En vrac par Madjid Khelassi

Dans la majorité des activités professionnelles , la vie s’est arrêté pour cause du Coronavirus , mais une frange de la population active souvent ignorée, continue d’assurer son job, et ce…qu’il vente , qu’il pleuve, ou qu’il neige.

Les ripeurs, ou plus communément les éboueurs, sont eux aussi en première ligne dans cette période délicate que traverse le pays.

Travailleurs de l’ombre, activant quand la majorité des citoyens est encore au lit, ils sont chaque matin sur la brèche de nos rues , quartiers ou cités .

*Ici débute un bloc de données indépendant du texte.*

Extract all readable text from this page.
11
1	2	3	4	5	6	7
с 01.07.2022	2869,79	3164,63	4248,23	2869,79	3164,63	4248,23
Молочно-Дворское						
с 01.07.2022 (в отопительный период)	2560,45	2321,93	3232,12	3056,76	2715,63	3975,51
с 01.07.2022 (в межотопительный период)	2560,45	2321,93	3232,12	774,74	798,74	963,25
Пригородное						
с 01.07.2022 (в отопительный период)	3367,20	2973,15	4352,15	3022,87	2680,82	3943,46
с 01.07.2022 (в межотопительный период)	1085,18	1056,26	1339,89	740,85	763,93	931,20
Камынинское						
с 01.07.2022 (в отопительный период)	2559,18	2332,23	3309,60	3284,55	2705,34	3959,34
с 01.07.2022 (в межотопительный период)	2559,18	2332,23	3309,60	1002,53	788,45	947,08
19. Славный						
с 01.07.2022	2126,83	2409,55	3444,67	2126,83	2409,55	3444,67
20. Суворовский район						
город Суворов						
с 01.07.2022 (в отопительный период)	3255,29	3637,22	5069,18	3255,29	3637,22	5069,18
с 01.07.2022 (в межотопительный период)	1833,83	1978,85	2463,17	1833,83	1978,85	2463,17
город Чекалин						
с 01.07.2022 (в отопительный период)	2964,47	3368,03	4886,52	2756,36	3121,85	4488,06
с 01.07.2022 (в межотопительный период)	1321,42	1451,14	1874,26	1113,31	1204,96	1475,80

Et encore plus cette fois-ci , car convaincus, que leur job contribue aux efforts de prévention et de lutte contre le Coronavirus .

Ezzebaline …dit-on de cette frange qui affronte tous les matins les déchets  de nos ripailles…dont le sachet béant ou mal fermé indique que les vrais Zebbaline ,c’est nous.

Il est huit heures sur le boulevard qui longe le cinéma « Le Majestic », à Bab El oued. Une composition florale…de puanteur, s’élève des bacs et des poubelles qui débordent : déchets en vrac , bouteilles en plastique d’eau , de détergent et  pain ornent cette fresque de nos comportements sauvages.

C’est la grande bouffe qui dégueule son civisme dans la tranquillité du petit matin.

 Consommons , jetons nos détritus à même le sol…L’éboueur est la pour essuyer les plâtres de nos manières civilisées. Il se demande tous les matins, s’il se trouve sur le plateau des mille vaches, ou s’il retourne tout simplement chez des citadins à l’urbanité dévoyée.

Alger la blanche dit-on ! Et ses démons intérieurs…pourrait-on rajouter.

Tous  les matins , c’est Alger la…Vile, qu’ornent les poubelles débordantes de notre bamboche éhontée.

Camions à bennes- tasseuses dernier cri, gaillards ne rechignant pas à la besogne, et en face, un tableau d’ordure que n’aurait pas peint Géricault, dont la rue qui porte son nom longe «le Majestic».

Plaies béantes qui suppurent sur nos comportements , nos déchets qui s’adonnent à leur danse matinale  dans toutes les rues d’Algérie, sont la preuve par neuf que ce n’est pas toujours la faute à l’état .

Confinons, éructons, et salissons…le catalogue nauséabond- de nos restes déversés tous les matins dans les poubelles- qui se fiche du corona, de l’éboueur et du reste, prouve que nous sommes encore loin de l’exemplaire citoyenneté. Et Ezzebaline , ne sont vraiment pas ceux que vous croyez.